Under Harris, the Tigers can’t miss their opportunity windows on the trade market. This offseason, upgrading the offense is the priority. If the Tigers upgrade through trades, pursuing outfielder Hunter Renfroe (if he isn’t non-tendered), outfielder Tyler O’Neill, infielder Nolan Gorman or catcher Danny Jansen would make sense.
The Tigers likely need their relievers involved to complete a trade. Here are the three who could be most valuable on this winter’s trade market:
Age on Opening Day: 28.
Free agent: 2026.
2022 stats: 64 games, 3.28 ERA, 1.376 WHIP, 5.1 BB/9, 9.0 K/9, 0.6 fWAR.
The buzz: Will Soto remain the Tigers’ closer in 2023? Probably not. But is the two-time All-Star still a valuable member of the bullpen? Absolutely. His fastball reaches triple digits on the radar gun, and when he’s locked in, his slider is devastating and induces swings and misses. He recorded 30 saves in 33 chances last season but was charged with 11 losses, primarily faltering in non-save situations. Poor command remains his kryptonite. He is projected to earn $3.1 million in his first year of salary arbitration. Expect the Tigers to tender him a contract, and possibly trade him to a team that believes it can unlock a more consistent version. He is under team control through the 2025 season.
Age on Opening Day: 28.
Free agent: 2024.
2022 stats: 62 games, 3.49 ERA, 1.094 WHIP, 2.1 BB/9, 12.2 K/9, 1.4 fWAR.

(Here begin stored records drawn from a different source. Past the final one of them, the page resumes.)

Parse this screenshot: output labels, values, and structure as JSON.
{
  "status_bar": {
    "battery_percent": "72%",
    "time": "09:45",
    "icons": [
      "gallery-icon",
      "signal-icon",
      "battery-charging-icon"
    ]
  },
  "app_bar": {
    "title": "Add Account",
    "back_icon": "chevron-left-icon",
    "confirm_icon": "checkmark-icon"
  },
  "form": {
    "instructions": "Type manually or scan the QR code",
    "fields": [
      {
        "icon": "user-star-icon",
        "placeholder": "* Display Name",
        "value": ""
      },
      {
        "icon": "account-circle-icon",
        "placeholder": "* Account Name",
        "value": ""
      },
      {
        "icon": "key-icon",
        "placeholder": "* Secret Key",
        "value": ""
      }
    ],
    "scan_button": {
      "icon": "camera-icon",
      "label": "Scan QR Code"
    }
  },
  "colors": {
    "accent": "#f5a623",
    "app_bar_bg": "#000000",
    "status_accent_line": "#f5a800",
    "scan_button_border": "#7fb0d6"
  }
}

The buzz: Jiménez, who could be a closer candidate for 2023, becomes a free agent after next season, so the Tigers seem likely to trade him this offseason or at the trade deadline. He is projected to receive $3.1 million in his third and final year of salary arbitration and is expected to be tendered a contract. He experienced a revival last season, finally dominating the strike zone and becoming the high-leverage reliever the Tigers have been dreaming of for years. Jiménez registered a 33.3% strikeout rate — 15th among 152 qualified relievers — thanks to his elite fastball and solid slider. He also posted a 5.6% walk rate, the best mark of his six-year career. If the Tigers want to maximize Jiménez’s value, this offseason would be the time to trade him.
Age on Opening Day: 27.
Free agent: 2028.
2022 stats: 71 games, 3.69 ERA, 1.247 WHIP, 4.4 BB/9, 11.7 K/9, 0.7 fWAR.
The buzz: Of the three, Lange is the most valuable because he is under team control through the 2027 season. He doesn’t become arbitration eligible until 2025, meaning he will make the MLB minimum salary in 2023 ($720,000) and 2024 ($740,000). Lange is already a reliable high-leverage reliever and led the Tigers’ bullpen with 71 appearances last season. His 30.3% strikeout rate ranked 33rd, but his 11.4% walk rate ranked 132nd. He generates swings and misses better than anyone in baseball — a product of his nasty curveball and changeup — but would benefit from improving his fastball command. If the Tigers trade Lange, they would need to receive a big return. He has a bright future.